C’est une évidence, mais il est sans doute bon de le rappeler : les abeilles domestiques et sauvages participent de manière importante à la reproduction des végétaux, dont ceux qui assurent notre nourriture. On estime que dans nos régions, plus de 80% des espèces cultivées sont directement ou indirectement tributaires des insectes pollinisateurs. Or, depuis quelques années, une rumeur court dans les milieux apicoles, selon laquelle un nouveau type de pesticide, appliqué directement sur les semences, serait responsable du taux de mortalité anormalement élevé – ou prétendu tel – observé chez les abeilles domestiques.
Tout commence en 1999. Les apiculteurs belges lancent un cri d’alarme devant les pertes importantes de colonies d’abeilles. En fait, le mouvement était parti de France, les apiculteurs français n’hésitant pas à mettre en cause l’utilisation d’insecticides pour l’enrobage de semences, et plus particulièrement deux d’entre eux, l’imidaclopride et le fipronil. Deux insecticides de nouvelle génération, qui sont le plus souvent appliqués sur les semences elles-mêmes par enrobage.

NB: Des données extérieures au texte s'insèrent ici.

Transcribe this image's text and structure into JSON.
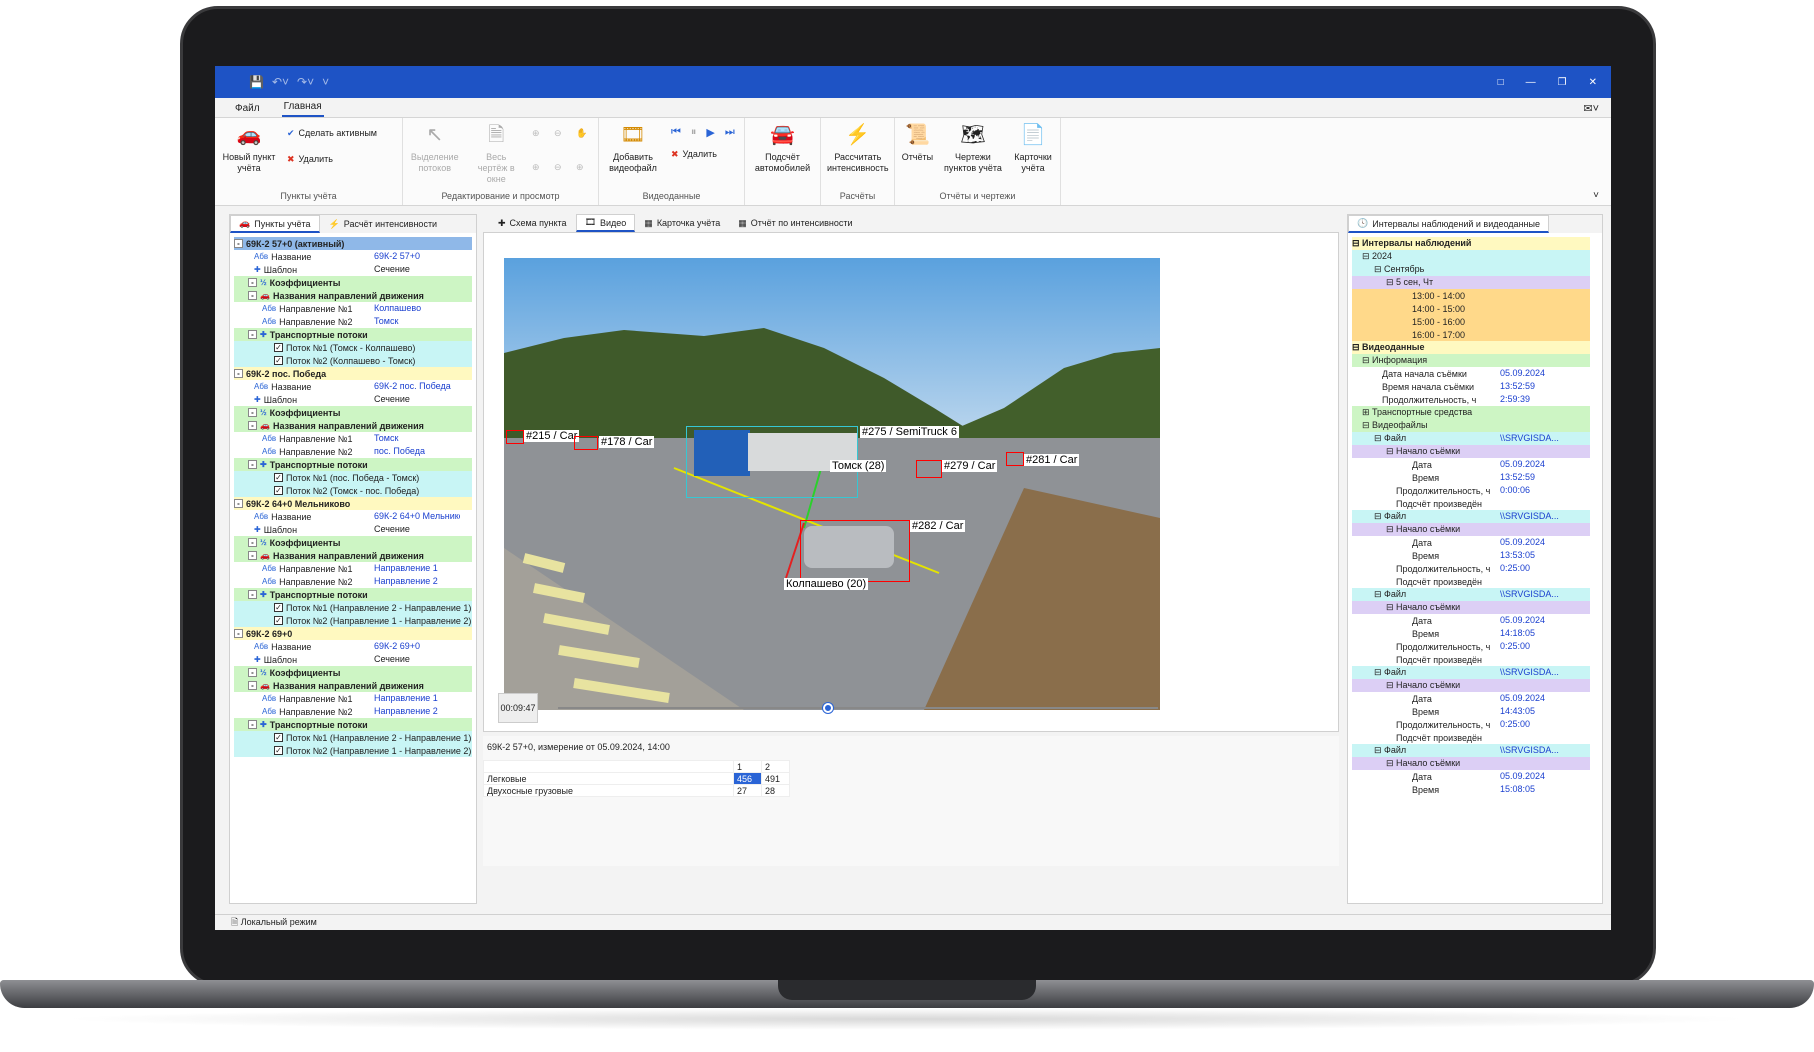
{
  "menu": {
    "file": "Файл",
    "home": "Главная"
  },
  "ribbon": {
    "new_point": "Новый пункт учёта",
    "make_active": "Сделать активным",
    "delete": "Удалить",
    "group_points": "Пункты учёта",
    "select_flows": "Выделение потоков",
    "whole_drawing": "Весь чертёж в окне",
    "group_edit": "Редактирование и просмотр",
    "add_video": "Добавить видеофайл",
    "delete_video": "Удалить",
    "group_video": "Видеоданные",
    "count_cars": "Подсчёт автомобилей",
    "calc_intensity": "Рассчитать интенсивность",
    "group_calc": "Расчёты",
    "reports": "Отчёты",
    "drawings": "Чертежи пунктов учёта",
    "cards": "Карточки учёта",
    "group_reports": "Отчёты и чертежи"
  },
  "left_panel": {
    "tab1": "Пункты учёта",
    "tab2": "Расчёт интенсивности",
    "points": [
      {
        "title": "69К-2 57+0 (активный)",
        "name_label": "Название",
        "name": "69К-2 57+0",
        "template_label": "Шаблон",
        "template": "Сечение",
        "coef": "Коэффициенты",
        "dirs": "Названия направлений движения",
        "dir1_label": "Направление №1",
        "dir1": "Колпашево",
        "dir2_label": "Направление №2",
        "dir2": "Томск",
        "flows": "Транспортные потоки",
        "flow1": "Поток №1 (Томск - Колпашево)",
        "flow2": "Поток №2 (Колпашево - Томск)"
      },
      {
        "title": "69К-2 пос. Победа",
        "name_label": "Название",
        "name": "69К-2 пос. Победа",
        "template_label": "Шаблон",
        "template": "Сечение",
        "coef": "Коэффициенты",
        "dirs": "Названия направлений движения",
        "dir1_label": "Направление №1",
        "dir1": "Томск",
        "dir2_label": "Направление №2",
        "dir2": "пос. Победа",
        "flows": "Транспортные потоки",
        "flow1": "Поток №1 (пос. Победа - Томск)",
        "flow2": "Поток №2 (Томск - пос. Победа)"
      },
      {
        "title": "69К-2 64+0 Мельниково",
        "name_label": "Название",
        "name": "69К-2 64+0 Мельниково",
        "template_label": "Шаблон",
        "template": "Сечение",
        "coef": "Коэффициенты",
        "dirs": "Названия направлений движения",
        "dir1_label": "Направление №1",
        "dir1": "Направление 1",
        "dir2_label": "Направление №2",
        "dir2": "Направление 2",
        "flows": "Транспортные потоки",
        "flow1": "Поток №1 (Направление 2 - Направление 1)",
        "flow2": "Поток №2 (Направление 1 - Направление 2)"
      },
      {
        "title": "69К-2 69+0",
        "name_label": "Название",
        "name": "69К-2 69+0",
        "template_label": "Шаблон",
        "template": "Сечение",
        "coef": "Коэффициенты",
        "dirs": "Названия направлений движения",
        "dir1_label": "Направление №1",
        "dir1": "Направление 1",
        "dir2_label": "Направление №2",
        "dir2": "Направление 2",
        "flows": "Транспортные потоки",
        "flow1": "Поток №1 (Направление 2 - Направление 1)",
        "flow2": "Поток №2 (Направление 1 - Направление 2)"
      }
    ]
  },
  "center": {
    "tab_scheme": "Схема пункта",
    "tab_video": "Видео",
    "tab_card": "Карточка учёта",
    "tab_report": "Отчёт по интенсивности",
    "timecode": "00:09:47",
    "progress": 0.45,
    "labels": {
      "l215": "#215 / Car",
      "l178": "#178 / Car",
      "l275": "#275 / SemiTruck 6",
      "l279": "#279 / Car",
      "l281": "#281 / Car",
      "l282": "#282 / Car",
      "tomsk": "Томск (28)",
      "kolp": "Колпашево (20)"
    },
    "measurement_title": "69К-2 57+0, измерение от 05.09.2024, 14:00",
    "table": {
      "headers": [
        "1",
        "2"
      ],
      "rows": [
        {
          "name": "Легковые",
          "v1": "456",
          "v2": "491"
        },
        {
          "name": "Двухосные грузовые",
          "v1": "27",
          "v2": "28"
        }
      ]
    }
  },
  "right_panel": {
    "tab": "Интервалы наблюдений и видеоданные",
    "intervals": "Интервалы наблюдений",
    "year": "2024",
    "month": "Сентябрь",
    "day": "5 сен, Чт",
    "slots": [
      "13:00 - 14:00",
      "14:00 - 15:00",
      "15:00 - 16:00",
      "16:00 - 17:00"
    ],
    "videodata": "Видеоданные",
    "info": "Информация",
    "info_rows": [
      {
        "k": "Дата начала съёмки",
        "v": "05.09.2024"
      },
      {
        "k": "Время начала съёмки",
        "v": "13:52:59"
      },
      {
        "k": "Продолжительность, ч",
        "v": "2:59:39"
      }
    ],
    "transport": "Транспортные средства",
    "videofiles": "Видеофайлы",
    "file_label": "Файл",
    "start_label": "Начало съёмки",
    "date_label": "Дата",
    "time_label": "Время",
    "dur_label": "Продолжительность, ч",
    "count_label": "Подсчёт произведён",
    "files": [
      {
        "path": "\\\\SRVGISDA...",
        "date": "05.09.2024",
        "time": "13:52:59",
        "dur": "0:00:06"
      },
      {
        "path": "\\\\SRVGISDA...",
        "date": "05.09.2024",
        "time": "13:53:05",
        "dur": "0:25:00"
      },
      {
        "path": "\\\\SRVGISDA...",
        "date": "05.09.2024",
        "time": "14:18:05",
        "dur": "0:25:00"
      },
      {
        "path": "\\\\SRVGISDA...",
        "date": "05.09.2024",
        "time": "14:43:05",
        "dur": "0:25:00"
      },
      {
        "path": "\\\\SRVGISDA...",
        "date": "05.09.2024",
        "time": "15:08:05",
        "dur": ""
      }
    ]
  },
  "status": "Локальный режим"
}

Devant le manque de données fiables – en Belgique comme en France –, le gouvernement wallon a chargé le Pr Eric Haubruge, directeur de l’unité d’ entomologie fonctionnelle et évolutive de la faculté des Sciences agronomiques de Gembloux-université de Liège, de réaliser une étude complète. Financée par la Direction générale opérationnelle de l’agriculture, des ressources naturelles et de l’environnement, celle-ci a débuté en 2004 et s’est clôturée l’an dernier. Très logiquement, la première étape de l’étude a consisté à dresser un état des lieux de la mortalité des abeilles : était-elle anormale? C’est à la fin de l’hiver, lorsque les apiculteurs raniment leurs ruches, que l’on a constaté l’étendue du problème. Le décompte révélait 15 à 20% de mortalité, des chiffres anormaux par rapport aux pertes naturelles estimées entre 5 et 10%. Il y avait donc bien un problème.

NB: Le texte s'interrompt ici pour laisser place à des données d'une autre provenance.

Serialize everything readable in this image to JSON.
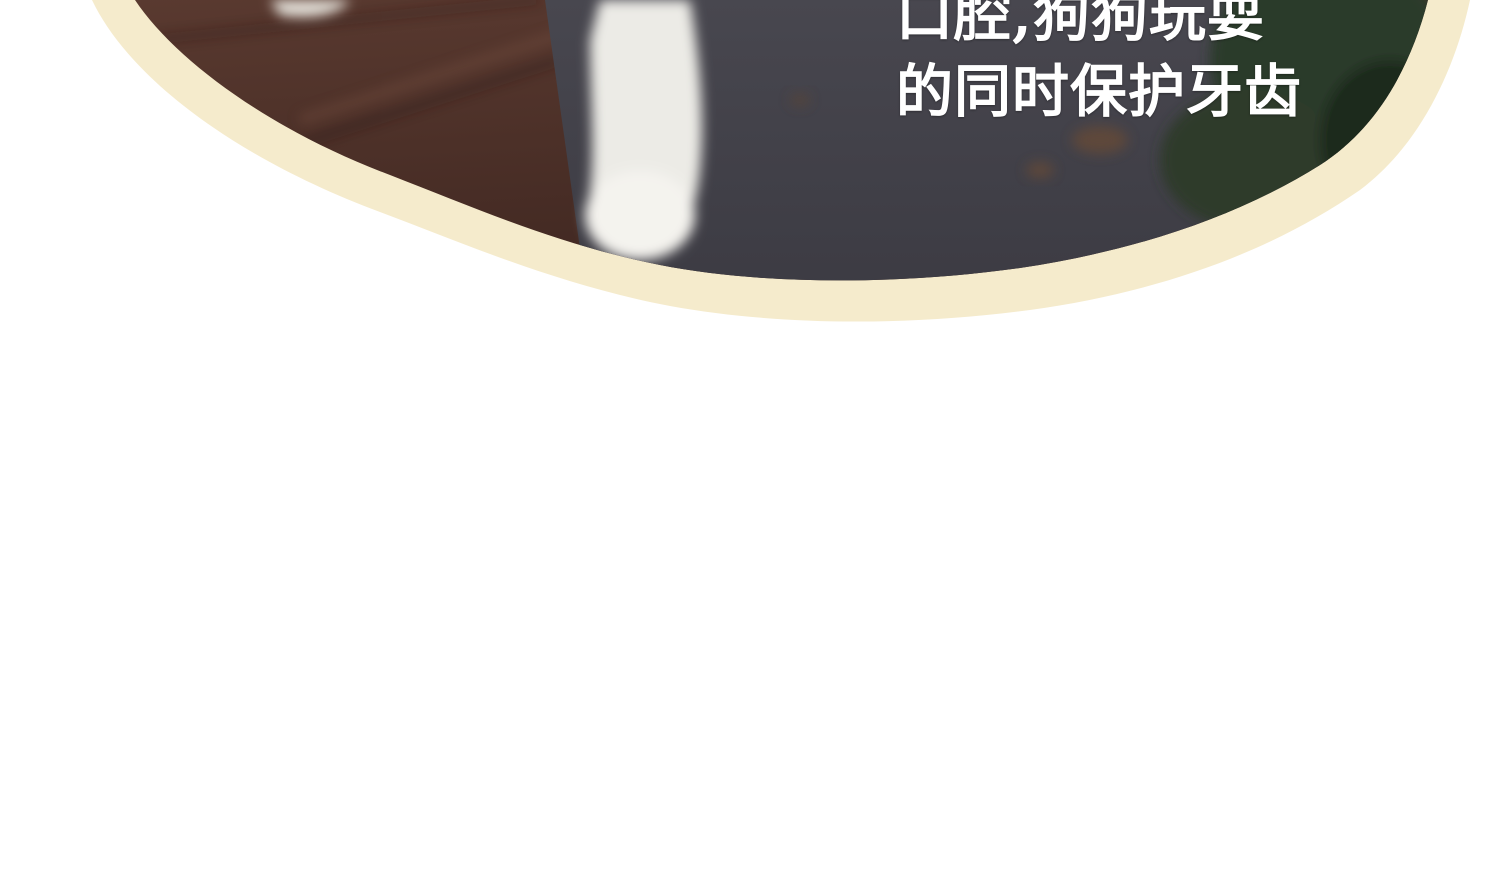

Les chercheurs ont essayé de déterminer les facteurs qui pourraient en être responsables : pesticides, environnement agricole (superficie cultivée, type et diversité des cultures, etc.), maladies, parasites et gestion des ruches par l’apiculteur. « Très rapidement, explique Eric Haubruge, nous avons détecté un coupable : le varroa. Cet acarien se niche sur les abeilles, absorbe leur liquide et les affaiblit. Il fait de même sur les larves dont il aspire le contenu.»

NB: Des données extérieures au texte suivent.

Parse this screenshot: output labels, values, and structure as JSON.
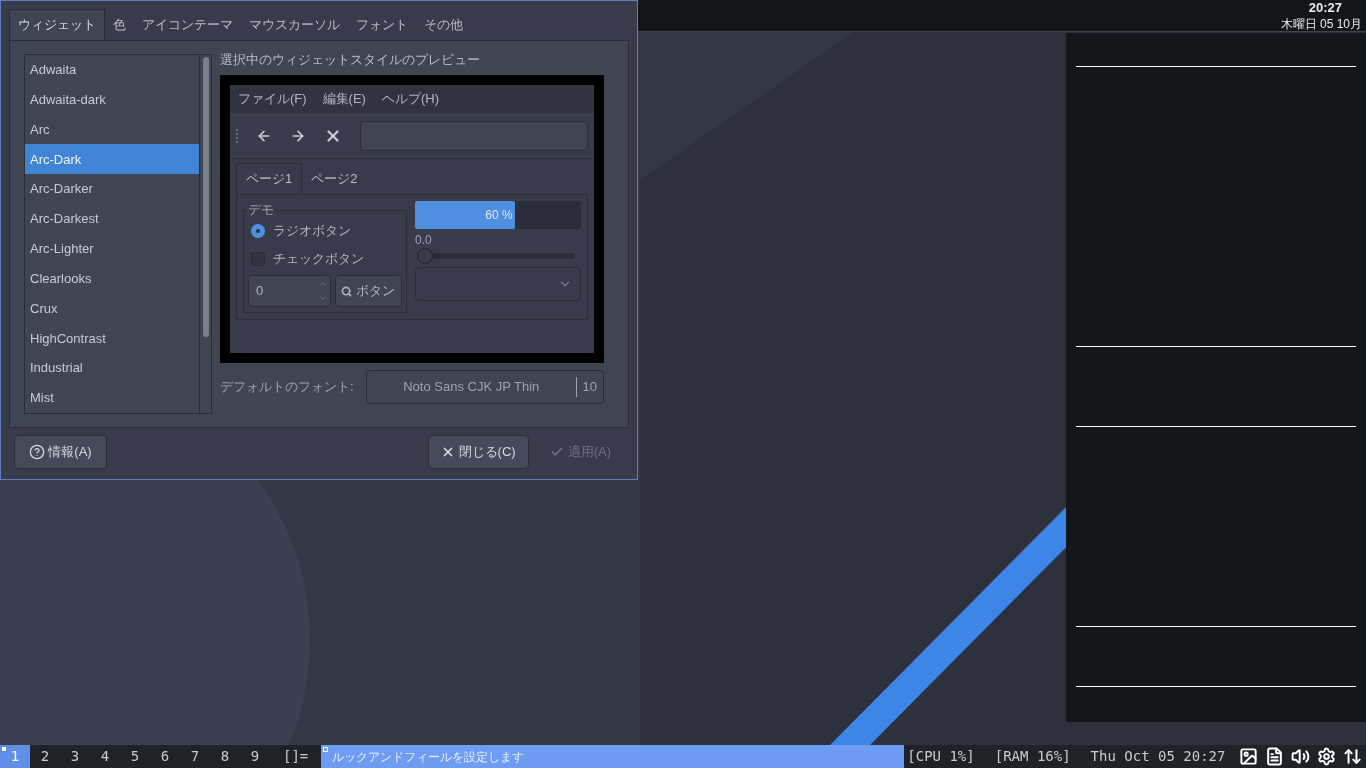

Or la lutte contre ce parasite particulièrement tenace est redoutable et les apiculteurs se sentent démunis face à cet adversaire. Certains ont essayé des traitements au roténone, produit issu de la carotte sauvage, labellisé “bio”. Hélas, utilisé à mauvais escient, ces traitements se sont avérés très nocifs… pour les abeilles et les apiculteurs ! Selon Eric Haubruge et son équipe, les conclusions s’imposent : « Toutes nos enquêtes, analysées statistiquement, montrent une relation claire entre d’une part la présence du varroa et les traitements utilisés et d’autre part la mortalité des abeilles. »
La responsabilité des varroas ne signifie nullement cependant que les pesticides sont sans danger pour les abeilles. « Cela a fait l’objet d’une autre recherche menée en collaboration avec le Pr Edwin De Pauw, du laboratoire de spectrométrie de masse (CART) de l’ULg et Claude Saegerman, du département d’épidémiologie et d’analyse des risques de la faculté de Médecine vétérinaire », explique le Pr Haubruge. Les premiers résultats* révèlent qu’il n’y a aucune relation entre la mortalité des abeilles et la présence de champs de maïs traité avec l’imidaclopride. En tout cas en Belgique.
*Does Imidacloprid Seeds-“Treated Maize Have an Impact on Honey Bee Mortality?” in Journal of Economic Entomology, April 2009.